Quem folheia o seu portfólio (perdão, Tumblr) irá encontrar o cobiçado vestido laranja Zuhair Murad de Cláudia Vieira e o Ermanno Scervino de Maria Clara nos Globos de Ouro. “Para vestir uma pessoa, primeiro tens de ter em conta a personalidade e quais são as cores e as partes do corpo de que não gosta”, admite Nelly de Melo Gonçalves. “O mais importante não é a silhueta nem a cor. É a personalidade da pessoa. Se ela não se sentir confortável, não fiz um bom trabalho”. No entanto, não dispensa uns bons sapatos e casaco — “pequenas coisas que dão valor à silhueta”.

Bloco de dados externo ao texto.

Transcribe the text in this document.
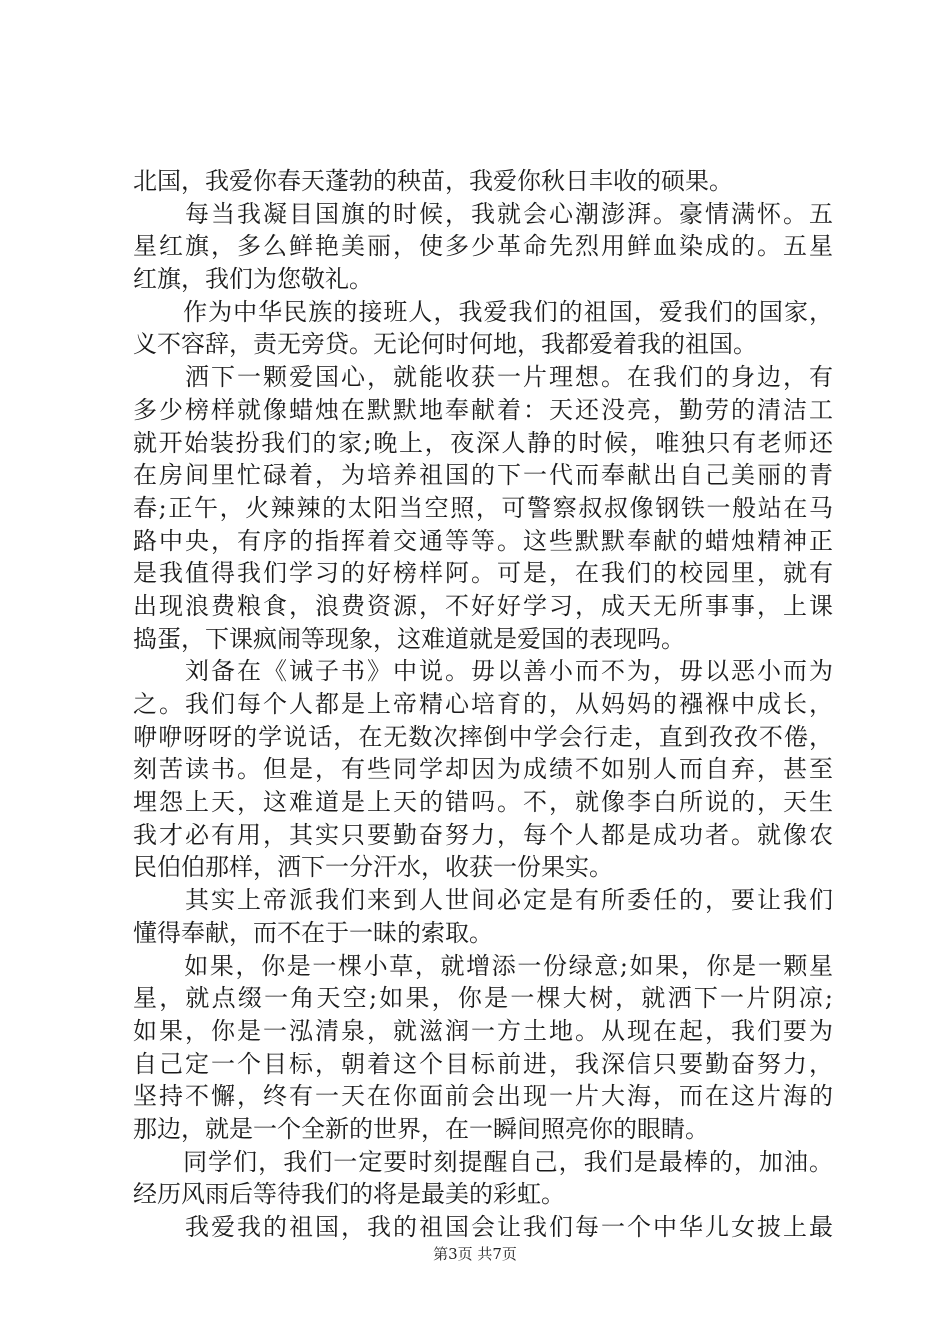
北国，我爱你春天蓬勃的秧苗，我爱你秋日丰收的硕果。
　　每当我凝目国旗的时候，我就会心潮澎湃。豪情满怀。五
星红旗，多么鲜艳美丽，使多少革命先烈用鲜血染成的。五星
红旗，我们为您敬礼。
　　作为中华民族的接班人，我爱我们的祖国，爱我们的国家，
义不容辞，责无旁贷。无论何时何地，我都爱着我的祖国。
　　洒下一颗爱国心，就能收获一片理想。在我们的身边，有
多少榜样就像蜡烛在默默地奉献着：天还没亮，勤劳的清洁工
就开始装扮我们的家;晚上，夜深人静的时候，唯独只有老师还
在房间里忙碌着，为培养祖国的下一代而奉献出自己美丽的青
春;正午，火辣辣的太阳当空照，可警察叔叔像钢铁一般站在马
路中央，有序的指挥着交通等等。这些默默奉献的蜡烛精神正
是我值得我们学习的好榜样阿。可是，在我们的校园里，就有
出现浪费粮食，浪费资源，不好好学习，成天无所事事，上课
捣蛋，下课疯闹等现象，这难道就是爱国的表现吗。
　　刘备在《诫子书》中说。毋以善小而不为，毋以恶小而为
之。我们每个人都是上帝精心培育的，从妈妈的襁褓中成长，
咿咿呀呀的学说话，在无数次摔倒中学会行走，直到孜孜不倦，
刻苦读书。但是，有些同学却因为成绩不如别人而自弃，甚至
埋怨上天，这难道是上天的错吗。不，就像李白所说的，天生
我才必有用，其实只要勤奋努力，每个人都是成功者。就像农
民伯伯那样，洒下一分汗水，收获一份果实。
　　其实上帝派我们来到人世间必定是有所委任的，要让我们
懂得奉献，而不在于一昧的索取。
　　如果，你是一棵小草，就增添一份绿意;如果，你是一颗星
星，就点缀一角天空;如果，你是一棵大树，就洒下一片阴凉;
如果，你是一泓清泉，就滋润一方土地。从现在起，我们要为
自己定一个目标，朝着这个目标前进，我深信只要勤奋努力，
坚持不懈，终有一天在你面前会出现一片大海，而在这片海的
那边，就是一个全新的世界，在一瞬间照亮你的眼睛。
　　同学们，我们一定要时刻提醒自己，我们是最棒的，加油。
经历风雨后等待我们的将是最美的彩虹。
　　我爱我的祖国，我的祖国会让我们每一个中华儿女披上最
第3页 共7页
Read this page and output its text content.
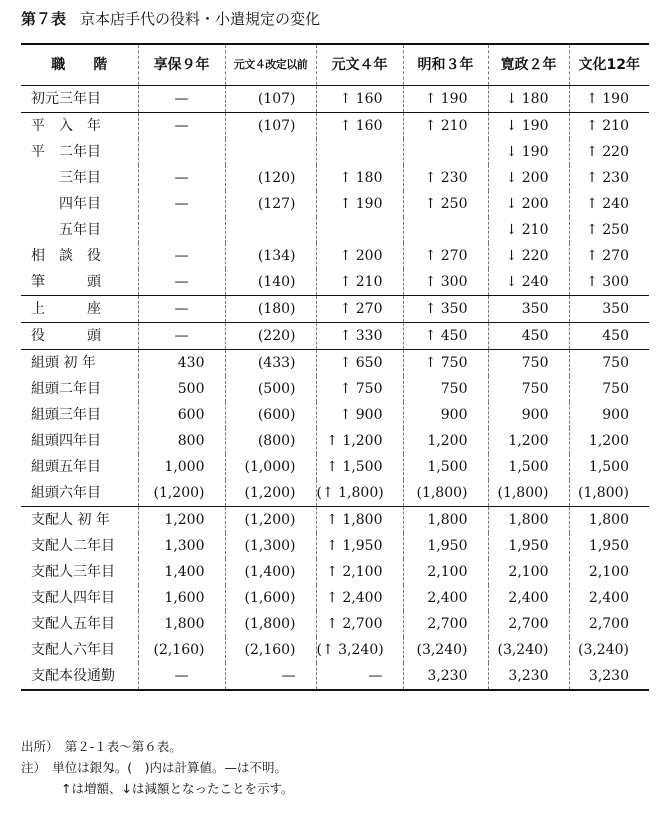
第７表 京本店手代の役料・小遣規定の変化
職　　階	享保９年	元文４改定以前	元文４年	明和３年	寛政２年	文化12年
初元三年目	—	(107)	↑ 160	↑ 190	↓ 180	↑ 190
平　入　年	—	(107)	↑ 160	↑ 210	↓ 190	↑ 210
平　二年目					↓ 190	↑ 220
　　三年目	—	(120)	↑ 180	↑ 230	↓ 200	↑ 230
　　四年目	—	(127)	↑ 190	↑ 250	↓ 200	↑ 240
　　五年目					↓ 210	↑ 250
相　談　役	—	(134)	↑ 200	↑ 270	↓ 220	↑ 270
筆　　　頭	—	(140)	↑ 210	↑ 300	↓ 240	↑ 300
上　　　座	—	(180)	↑ 270	↑ 350	350	350
役　　　頭	—	(220)	↑ 330	↑ 450	450	450
組頭 初 年	430	(433)	↑ 650	↑ 750	750	750
組頭二年目	500	(500)	↑ 750	750	750	750
組頭三年目	600	(600)	↑ 900	900	900	900
組頭四年目	800	(800)	↑ 1,200	1,200	1,200	1,200
組頭五年目	1,000	(1,000)	↑ 1,500	1,500	1,500	1,500
組頭六年目	(1,200)	(1,200)	(↑ 1,800)	(1,800)	(1,800)	(1,800)
支配人 初 年	1,200	(1,200)	↑ 1,800	1,800	1,800	1,800
支配人二年目	1,300	(1,300)	↑ 1,950	1,950	1,950	1,950
支配人三年目	1,400	(1,400)	↑ 2,100	2,100	2,100	2,100
支配人四年目	1,600	(1,600)	↑ 2,400	2,400	2,400	2,400
支配人五年目	1,800	(1,800)	↑ 2,700	2,700	2,700	2,700
支配人六年目	(2,160)	(2,160)	(↑ 3,240)	(3,240)	(3,240)	(3,240)
支配本役通勤	—	—	—	3,230	3,230	3,230
出所）　第２-１表～第６表。
注）　単位は銀匁。(　)内は計算値。—は不明。
↑は増額、↓は減額となったことを示す。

Trabalha como stylist freelancer há cerca de seis anos mas também é coordenadora de bastidores e desfiles de grandes marcas internacionais em Milão e Paris. Como vive na capital francesa, entra em contacto direto com as marcas para pedir roupa emprestada e aprovação para vestir celebridades portuguesas. “No meu trabalho ando sempre a competir contra o tempo por isso tento antecipar e pesquisar os looks o mais cedo possível”, diz. “Especialmente na altura das semanas de moda em que as marcas e showrooms estão ocupadas com a organização dos desfiles e das festas.” De seguida, envia sugestões às clientes para pedir feedback até o resultado final pisar uma passadeira vermelha e ser fotografado.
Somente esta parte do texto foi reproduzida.